Key info will distinguish unclaimed property correspondence from scam
If you receive a letter from the State Treasurer’s Office in the next few weeks saying you are due unclaimed property, don’t throw it away.
State Treasurer John Perdue’s Unclaimed Property Division began sending letters to rightful owners of lost assets last week. The letters direct the owner to the State Treasurer’s website at www.wvtreasury.com to search for his/her name and file a claim.
As noted on the letters, the West Virginia State Treasurer’s Office does not charge a fee to search for or claim unclaimed property. Also, the office does not direct unclaimed property owners to a third party. It is important to remember that the Treasurer’s Office will never ask for the owner or anyone to send in money in order to claim the property being held. A “scam” letter would likely direct the recipient to take opposite actions.
If you receive a letter regarding unclaimed property and have any questions, call the office at 304-558-2937 or 1-800-642-8687.
“It’s true that scam artists are active in the world but at the same time we don’t want anyone to miss out on reunification with their lost assets,” Treasurer Perdue said. “Our letters will be distinguished by the above information that runs counter to what a scam would convey.
“Last year we returned an all-time record of $17.7 million in claims to rightful owners and are always looking to break that mark.”
In the last three years, the Treasurer’s Office has begun researching external sources to make sure it is sending outreach letters to the correct addresses.
“We don’t just send letters based on the last known address reported,” said Assistant Director of Unclaimed Property Christina Merbedone. “We search with several external sources, to either obtain an updated address or to verify that the one we have is the most recent.”
Merbedone pointed out that the office distributed a 15,000-name list of rightful owners statewide from mid-March to early April. The names appeared as newspaper inserts in the largest paper from each county and were direct mailed to some homes.

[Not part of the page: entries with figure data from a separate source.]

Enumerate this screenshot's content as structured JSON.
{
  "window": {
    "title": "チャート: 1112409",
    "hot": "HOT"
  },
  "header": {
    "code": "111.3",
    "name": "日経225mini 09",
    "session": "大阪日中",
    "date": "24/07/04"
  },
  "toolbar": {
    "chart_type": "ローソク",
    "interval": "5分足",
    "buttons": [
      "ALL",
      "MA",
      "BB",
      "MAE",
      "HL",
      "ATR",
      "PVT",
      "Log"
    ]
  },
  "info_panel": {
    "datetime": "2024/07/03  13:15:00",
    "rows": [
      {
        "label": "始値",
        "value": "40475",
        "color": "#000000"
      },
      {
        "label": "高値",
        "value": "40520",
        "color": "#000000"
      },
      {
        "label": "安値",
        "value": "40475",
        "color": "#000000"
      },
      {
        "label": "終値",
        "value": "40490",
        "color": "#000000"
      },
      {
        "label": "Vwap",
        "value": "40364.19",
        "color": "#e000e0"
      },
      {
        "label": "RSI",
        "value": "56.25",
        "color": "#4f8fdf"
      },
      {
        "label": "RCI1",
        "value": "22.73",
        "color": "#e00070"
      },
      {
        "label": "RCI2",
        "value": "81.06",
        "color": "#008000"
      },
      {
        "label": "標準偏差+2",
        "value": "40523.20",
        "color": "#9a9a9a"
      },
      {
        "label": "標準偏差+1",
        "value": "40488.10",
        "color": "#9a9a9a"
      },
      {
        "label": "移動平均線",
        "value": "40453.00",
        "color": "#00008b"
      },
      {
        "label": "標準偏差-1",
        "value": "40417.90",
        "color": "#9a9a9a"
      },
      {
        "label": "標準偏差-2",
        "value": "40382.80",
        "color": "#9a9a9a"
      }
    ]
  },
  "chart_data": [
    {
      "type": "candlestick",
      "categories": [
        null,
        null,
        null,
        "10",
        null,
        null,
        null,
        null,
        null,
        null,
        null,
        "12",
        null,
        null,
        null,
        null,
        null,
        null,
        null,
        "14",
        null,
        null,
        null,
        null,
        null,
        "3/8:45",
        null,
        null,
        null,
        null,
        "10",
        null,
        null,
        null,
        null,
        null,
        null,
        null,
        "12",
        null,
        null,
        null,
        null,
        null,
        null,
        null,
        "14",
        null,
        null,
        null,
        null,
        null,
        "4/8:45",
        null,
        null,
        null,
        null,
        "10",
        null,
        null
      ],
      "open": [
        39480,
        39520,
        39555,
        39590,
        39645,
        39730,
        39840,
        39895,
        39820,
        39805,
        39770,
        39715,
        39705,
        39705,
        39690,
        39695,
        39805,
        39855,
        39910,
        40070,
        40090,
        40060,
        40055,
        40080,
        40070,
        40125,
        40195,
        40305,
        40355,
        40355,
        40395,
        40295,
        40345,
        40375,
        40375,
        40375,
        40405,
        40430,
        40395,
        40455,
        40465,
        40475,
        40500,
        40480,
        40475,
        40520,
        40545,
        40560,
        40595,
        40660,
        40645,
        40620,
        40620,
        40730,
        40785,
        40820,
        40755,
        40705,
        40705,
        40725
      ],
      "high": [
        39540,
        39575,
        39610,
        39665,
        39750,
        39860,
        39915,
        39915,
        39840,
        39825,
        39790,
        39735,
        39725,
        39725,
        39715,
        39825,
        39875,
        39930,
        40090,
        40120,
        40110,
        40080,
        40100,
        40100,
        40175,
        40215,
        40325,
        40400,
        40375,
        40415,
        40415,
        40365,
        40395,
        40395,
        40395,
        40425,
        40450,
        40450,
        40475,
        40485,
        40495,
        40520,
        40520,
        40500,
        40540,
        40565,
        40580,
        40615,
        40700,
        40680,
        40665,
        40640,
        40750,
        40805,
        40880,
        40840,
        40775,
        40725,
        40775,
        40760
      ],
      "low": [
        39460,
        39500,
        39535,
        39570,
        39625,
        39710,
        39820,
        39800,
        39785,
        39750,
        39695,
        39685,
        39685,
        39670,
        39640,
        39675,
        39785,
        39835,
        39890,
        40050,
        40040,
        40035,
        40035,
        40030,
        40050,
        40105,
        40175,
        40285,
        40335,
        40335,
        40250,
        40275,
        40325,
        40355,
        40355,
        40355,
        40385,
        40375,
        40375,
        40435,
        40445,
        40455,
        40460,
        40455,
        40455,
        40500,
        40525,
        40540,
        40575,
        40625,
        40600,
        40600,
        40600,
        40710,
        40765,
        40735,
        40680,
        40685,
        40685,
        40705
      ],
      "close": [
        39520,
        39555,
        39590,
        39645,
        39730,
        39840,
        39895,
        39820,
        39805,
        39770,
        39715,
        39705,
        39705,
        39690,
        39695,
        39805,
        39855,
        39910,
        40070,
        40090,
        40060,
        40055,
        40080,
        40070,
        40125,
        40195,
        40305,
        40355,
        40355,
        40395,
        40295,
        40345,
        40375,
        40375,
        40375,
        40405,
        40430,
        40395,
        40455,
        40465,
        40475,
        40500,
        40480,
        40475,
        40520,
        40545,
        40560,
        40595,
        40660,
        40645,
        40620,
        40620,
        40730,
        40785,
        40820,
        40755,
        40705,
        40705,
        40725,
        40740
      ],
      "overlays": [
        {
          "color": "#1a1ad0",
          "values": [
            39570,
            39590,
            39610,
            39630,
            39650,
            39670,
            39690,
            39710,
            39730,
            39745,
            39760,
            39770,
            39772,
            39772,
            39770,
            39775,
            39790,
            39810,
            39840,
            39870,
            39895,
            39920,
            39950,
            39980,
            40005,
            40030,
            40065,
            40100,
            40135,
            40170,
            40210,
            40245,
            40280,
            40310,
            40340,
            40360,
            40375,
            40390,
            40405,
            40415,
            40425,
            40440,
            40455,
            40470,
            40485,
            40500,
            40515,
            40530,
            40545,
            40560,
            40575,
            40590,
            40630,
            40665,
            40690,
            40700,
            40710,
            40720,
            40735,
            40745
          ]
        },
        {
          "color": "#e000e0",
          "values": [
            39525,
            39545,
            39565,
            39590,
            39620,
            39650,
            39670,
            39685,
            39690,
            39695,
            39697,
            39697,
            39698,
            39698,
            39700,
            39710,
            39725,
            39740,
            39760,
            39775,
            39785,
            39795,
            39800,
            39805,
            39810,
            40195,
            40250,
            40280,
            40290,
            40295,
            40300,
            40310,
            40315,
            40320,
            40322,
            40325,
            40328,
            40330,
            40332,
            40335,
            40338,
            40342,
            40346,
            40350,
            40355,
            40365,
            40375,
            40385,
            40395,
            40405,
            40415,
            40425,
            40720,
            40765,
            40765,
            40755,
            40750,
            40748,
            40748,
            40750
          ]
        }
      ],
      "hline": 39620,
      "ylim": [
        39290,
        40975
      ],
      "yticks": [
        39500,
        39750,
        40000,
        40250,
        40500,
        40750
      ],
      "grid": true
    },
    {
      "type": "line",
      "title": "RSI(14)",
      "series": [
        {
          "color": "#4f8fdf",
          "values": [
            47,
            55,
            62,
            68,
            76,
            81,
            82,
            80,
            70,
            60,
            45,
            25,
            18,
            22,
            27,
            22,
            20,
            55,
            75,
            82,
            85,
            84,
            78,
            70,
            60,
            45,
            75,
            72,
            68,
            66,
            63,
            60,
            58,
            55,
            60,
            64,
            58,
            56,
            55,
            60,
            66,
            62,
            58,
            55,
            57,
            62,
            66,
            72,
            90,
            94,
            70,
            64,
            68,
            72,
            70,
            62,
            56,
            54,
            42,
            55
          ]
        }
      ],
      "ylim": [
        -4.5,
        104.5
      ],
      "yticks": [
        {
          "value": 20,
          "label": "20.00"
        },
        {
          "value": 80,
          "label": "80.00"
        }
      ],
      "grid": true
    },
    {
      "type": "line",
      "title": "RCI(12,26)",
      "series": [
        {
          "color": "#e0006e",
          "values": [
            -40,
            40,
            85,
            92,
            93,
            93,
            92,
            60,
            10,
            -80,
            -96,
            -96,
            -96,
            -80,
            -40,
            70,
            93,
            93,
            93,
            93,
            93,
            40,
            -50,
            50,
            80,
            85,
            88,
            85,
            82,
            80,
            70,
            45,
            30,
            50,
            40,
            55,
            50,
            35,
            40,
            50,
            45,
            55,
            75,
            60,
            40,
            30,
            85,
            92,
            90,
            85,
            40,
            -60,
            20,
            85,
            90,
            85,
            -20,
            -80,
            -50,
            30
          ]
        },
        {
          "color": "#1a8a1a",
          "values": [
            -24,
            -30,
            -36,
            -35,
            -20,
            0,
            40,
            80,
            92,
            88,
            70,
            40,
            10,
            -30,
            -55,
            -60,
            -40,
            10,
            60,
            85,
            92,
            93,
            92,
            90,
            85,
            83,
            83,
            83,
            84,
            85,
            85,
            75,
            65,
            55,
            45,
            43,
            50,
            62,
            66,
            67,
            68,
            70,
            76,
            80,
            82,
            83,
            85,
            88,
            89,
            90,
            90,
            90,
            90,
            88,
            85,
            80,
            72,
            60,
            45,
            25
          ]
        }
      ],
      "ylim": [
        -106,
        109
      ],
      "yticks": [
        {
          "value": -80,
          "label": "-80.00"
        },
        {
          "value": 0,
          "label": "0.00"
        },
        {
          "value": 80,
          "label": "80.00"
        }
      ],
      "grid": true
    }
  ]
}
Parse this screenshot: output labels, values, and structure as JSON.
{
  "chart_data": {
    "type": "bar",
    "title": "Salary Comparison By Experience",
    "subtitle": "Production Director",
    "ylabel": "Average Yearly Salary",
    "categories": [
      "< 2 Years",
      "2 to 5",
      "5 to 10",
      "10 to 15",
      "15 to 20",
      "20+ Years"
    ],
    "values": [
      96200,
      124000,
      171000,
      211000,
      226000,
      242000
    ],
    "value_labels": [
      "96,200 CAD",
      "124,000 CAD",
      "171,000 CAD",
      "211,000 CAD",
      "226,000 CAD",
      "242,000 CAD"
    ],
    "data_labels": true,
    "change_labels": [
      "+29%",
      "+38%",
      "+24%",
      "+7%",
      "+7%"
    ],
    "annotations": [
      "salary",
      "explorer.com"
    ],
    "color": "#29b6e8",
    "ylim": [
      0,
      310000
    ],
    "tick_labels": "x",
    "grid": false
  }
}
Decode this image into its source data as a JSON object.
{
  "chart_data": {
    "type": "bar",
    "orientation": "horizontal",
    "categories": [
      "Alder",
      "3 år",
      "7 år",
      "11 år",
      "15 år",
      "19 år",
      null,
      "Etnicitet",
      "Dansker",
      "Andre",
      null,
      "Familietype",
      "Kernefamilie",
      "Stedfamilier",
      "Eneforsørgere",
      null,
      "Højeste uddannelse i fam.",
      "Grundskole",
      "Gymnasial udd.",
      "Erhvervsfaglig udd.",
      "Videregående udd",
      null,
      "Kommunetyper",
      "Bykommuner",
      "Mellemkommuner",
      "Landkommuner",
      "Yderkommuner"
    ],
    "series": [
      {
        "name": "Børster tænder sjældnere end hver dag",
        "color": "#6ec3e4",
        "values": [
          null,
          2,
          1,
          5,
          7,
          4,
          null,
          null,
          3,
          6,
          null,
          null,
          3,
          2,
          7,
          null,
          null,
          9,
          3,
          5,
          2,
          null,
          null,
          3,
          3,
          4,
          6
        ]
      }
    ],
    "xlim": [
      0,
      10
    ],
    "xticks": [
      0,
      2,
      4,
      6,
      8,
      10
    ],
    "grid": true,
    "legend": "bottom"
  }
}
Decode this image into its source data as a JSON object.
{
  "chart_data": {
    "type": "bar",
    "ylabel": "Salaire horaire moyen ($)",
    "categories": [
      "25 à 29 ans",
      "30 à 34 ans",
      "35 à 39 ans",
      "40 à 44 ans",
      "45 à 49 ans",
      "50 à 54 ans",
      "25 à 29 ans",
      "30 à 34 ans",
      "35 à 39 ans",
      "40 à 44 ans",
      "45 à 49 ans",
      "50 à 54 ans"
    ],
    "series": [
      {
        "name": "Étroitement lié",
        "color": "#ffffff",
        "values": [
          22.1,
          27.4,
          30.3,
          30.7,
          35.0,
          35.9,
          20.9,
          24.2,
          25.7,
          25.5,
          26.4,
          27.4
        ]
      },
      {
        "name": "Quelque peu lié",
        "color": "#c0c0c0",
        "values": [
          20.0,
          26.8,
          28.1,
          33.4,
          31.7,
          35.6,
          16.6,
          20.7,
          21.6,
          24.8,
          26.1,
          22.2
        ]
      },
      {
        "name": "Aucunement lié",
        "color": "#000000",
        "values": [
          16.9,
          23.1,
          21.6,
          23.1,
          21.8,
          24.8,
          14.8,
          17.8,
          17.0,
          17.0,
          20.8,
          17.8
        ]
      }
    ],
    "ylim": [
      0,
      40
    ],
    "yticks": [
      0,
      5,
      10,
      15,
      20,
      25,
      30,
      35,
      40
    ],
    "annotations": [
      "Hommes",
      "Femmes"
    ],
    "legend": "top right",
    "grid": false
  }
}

“After the insert we wanted to continue notifying people but in different ways,” Merbedone said. “It’s a campaign of sorts. We also want everyone to know that these letters are not fraud. Not everyone believes it’s real and we don’t want that.”
Unclaimed property is defined as any financial asset from which a rightful owner has become separated, such as a final paycheck, a forgotten utility deposit or unbeknownst life insurance benefits. Companies or entities holding these assets are legally bound to report them to the Treasurer’s Office, which then begins the process of finding the rightful owner. Unclaimed property has nothing to do with real estate.